Second, since the bulk of revenue expenditure consists of current spending in food subsidies and social and economic services, the reduction in allocation to revenue expenditure is associated with a decline in several key expenditures that affect labor income and livelihoods ( see picture 2) )

For example, allocations for both agriculture and allied activities and rural development showed a sharp decline in nominal absolute terms in 2022-23 as compared to 2021-22. Similarly, amid the ongoing pandemic, overall nominal expenditure on medical and public health registered a sharp decline in 2022-23 as compared to 2021-22. Such expenditure compression has been associated with an overall decline in allocation for total social sector expenditure.

Third, despite a sharp rise in profits during the pandemic, the corporate tax-GDP ratio has remained below the 2018-19 level due to tax concessions. The last decade saw a sharp increase in the share of corporate tax concessions in GDP, reaching its peak at 3.9% by 2020-21 (see figure 3). Reflecting the trend of tax concessions, the corporate tax-GDP ratio recorded a decline especially since 2018-19, when the corporate tax-ratio fell sharply from 3.5% to 2.7%. Despite the fiscal consolidation objective, the corporate tax ratio remains low and limits revenue receipts.

What are the implications for development spending?

The objective of fiscal consolidation along with the inability to increase revenue receipts has put a constraint on development expenditure. With non-development expenditure consisting of interest payments, administrative expenses and various other components that are usually rigid on the downside, the brunt of expenditure compression has been on development expenditure.

Figure 4 shows the trend of the Centre’s share of development expenditure in GDP since 2008-09. While the decade of 2010 was characterized by various governments meeting fiscal targets by adjusting their expenditure, it marked a sharp decline in the development expenditure ratio in 2019-20 until the advent of the pandemic. To a limited extent, the fiscal stimulus implemented in the first year of the pandemic brought about a brief recovery in 2020-21. The fiscal consolidation strategy undertaken over the years has once again pushed down the development expenditure ratio.

The reduction in allocation of development expenditure ratio for 2022-23 reflects a reduction in allocation of expenditure to food subsidies, the National Rural Employment Guarantee Programme, agriculture, rural development and the social sector.

Why is the budget’s fiscal consolidation approach a concern from a macro-economic perspective?

The budget estimates for various expenditures are sensitive to the development estimates for 2022-23. If GDP growth rates and revenue growth rates are lower than expected, actual expenditure may be lower than expected. Given the fact that the growth rate of real GDP has been consistently lower for at least the last four years than was initially estimated by the Economics Survey, the possibility of real expenditure falling short of budget numbers does not preclude can be done.

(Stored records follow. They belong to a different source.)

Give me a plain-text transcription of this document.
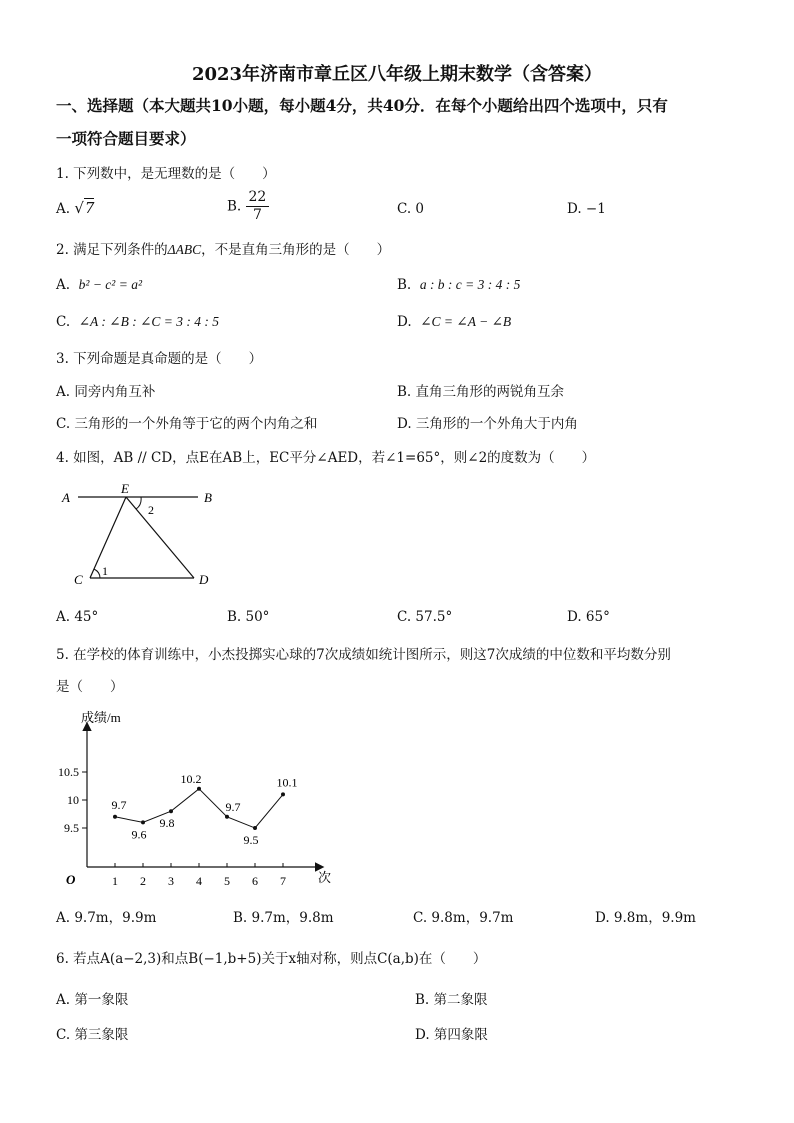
2023年济南市章丘区八年级上期末数学（含答案）
一、选择题（本大题共10小题，每小题4分，共40分．在每个小题给出四个选项中，只有
一项符合题目要求）
1. 下列数中，是无理数的是（　　）
A. √7	B. $\frac{22}{7}$	C. 0	D. −1
2. 满足下列条件的ΔABC，不是直角三角形的是（　　）
A. b² − c² = a²	B. a : b : c = 3 : 4 : 5
C. ∠A : ∠B : ∠C = 3 : 4 : 5	D. ∠C = ∠A − ∠B
3. 下列命题是真命题的是（　　）
A. 同旁内角互补	B. 直角三角形的两锐角互余
C. 三角形的一个外角等于它的两个内角之和	D. 三角形的一个外角大于内角
4. 如图，AB // CD，点E在AB上，EC平分∠AED，若∠1=65°，则∠2的度数为（　　）
A	B
E
C	D
1
2
A. 45°	B. 50°	C. 57.5°	D. 65°
5. 在学校的体育训练中，小杰投掷实心球的7次成绩如统计图所示，则这7次成绩的中位数和平均数分别
是（　　）
成绩/m
次
O
9.5
10
10.5
1 2 3 4 5 6 7
9.7
9.6
9.8
10.2
9.7
9.5
10.1
A. 9.7m，9.9m	B. 9.7m，9.8m	C. 9.8m，9.7m	D. 9.8m，9.9m
6. 若点A(a−2,3)和点B(−1,b+5)关于x轴对称，则点C(a,b)在（　　）
A. 第一象限	B. 第二象限
C. 第三象限	D. 第四象限
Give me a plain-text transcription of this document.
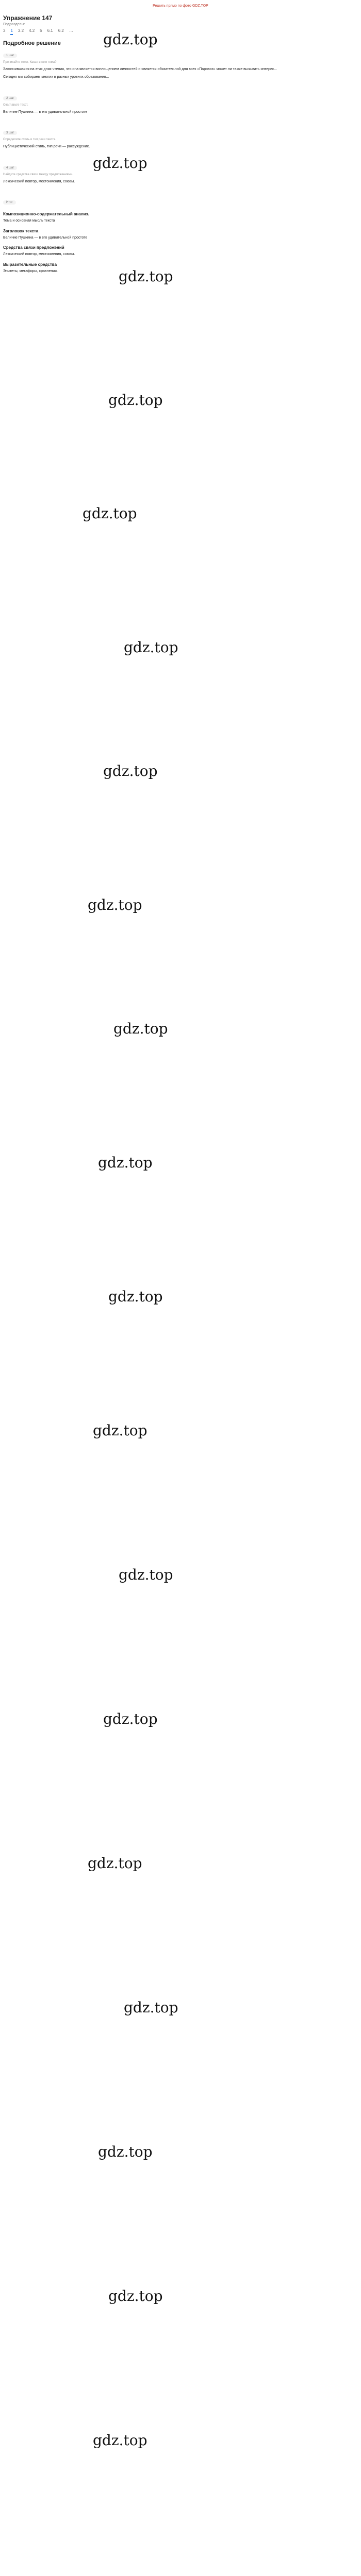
Решить прямо по фото GDZ.TOP
Упражнение 147
Подразделы:
3 1 3.2 4.2 5 6.1 6.2 …
Подробное решение
1 шаг
Прочитайте текст. Какая в нем тема?

Закончившаяся на этих днях чтения, что она является воплощением личностей и является обязательной для всех «Паровоз» может ли также вызывать интерес...

Сегодня мы собираем многих в разных уровнях образования...

2 шаг
Озаглавьте текст.

Величие Пушкина — в его удивительной простоте

3 шаг
Определите стиль и тип речи текста.

Публицистический стиль, тип речи — рассуждение.

4 шаг
Найдите средства связи между предложениями.

Лексический повтор, местоимения, союзы.

Итог
Композиционно-содержательный анализ.

Тема и основная мысль текста

Заголовок текста

Величие Пушкина — в его удивительной простоте

Средства связи предложений

Лексический повтор, местоимения, союзы.

Выразительные средства

Эпитеты, метафоры, сравнения.

gdz.top
gdz.top
gdz.top
gdz.top
gdz.top
gdz.top
gdz.top
gdz.top
gdz.top
gdz.top
gdz.top
gdz.top
gdz.top
gdz.top
gdz.top
gdz.top
gdz.top
gdz.top
gdz.top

But even if actual expenditure is close to budget estimates, recovery of labor income and consumption expenditure will be largely restricted by the manner in which fiscal consolidation has been done. This is because reduction in allocation for development expenditure will have an adverse effect on labor income and consumption expenditure. The positive impact of higher capital expenditure on the recovery process will be substantially outweighed by the adverse effect of a more than proportionate decline in revenue expenditure.

Given the government’s fiscal consolidation strategy, the scope and extent of economic revival currently depends heavily on external demand. Despite a brief recovery in exports over the past few quarters, the prospects for a sustained economic recovery, particularly dependent on the export channel, appear bleak at present as various countries have already started pursuing fiscal consolidation at the direction of the IMF. The Indian economy currently lacks an effective policy instrument that can boost labor income and aggregate demand.

Ziko Dasgupta is Assistant Professor at the School of Arts and Sciences, Azim Premji University, Bengaluru and Kavya Menon is Research Assistant at Azim Premji University, Bengaluru.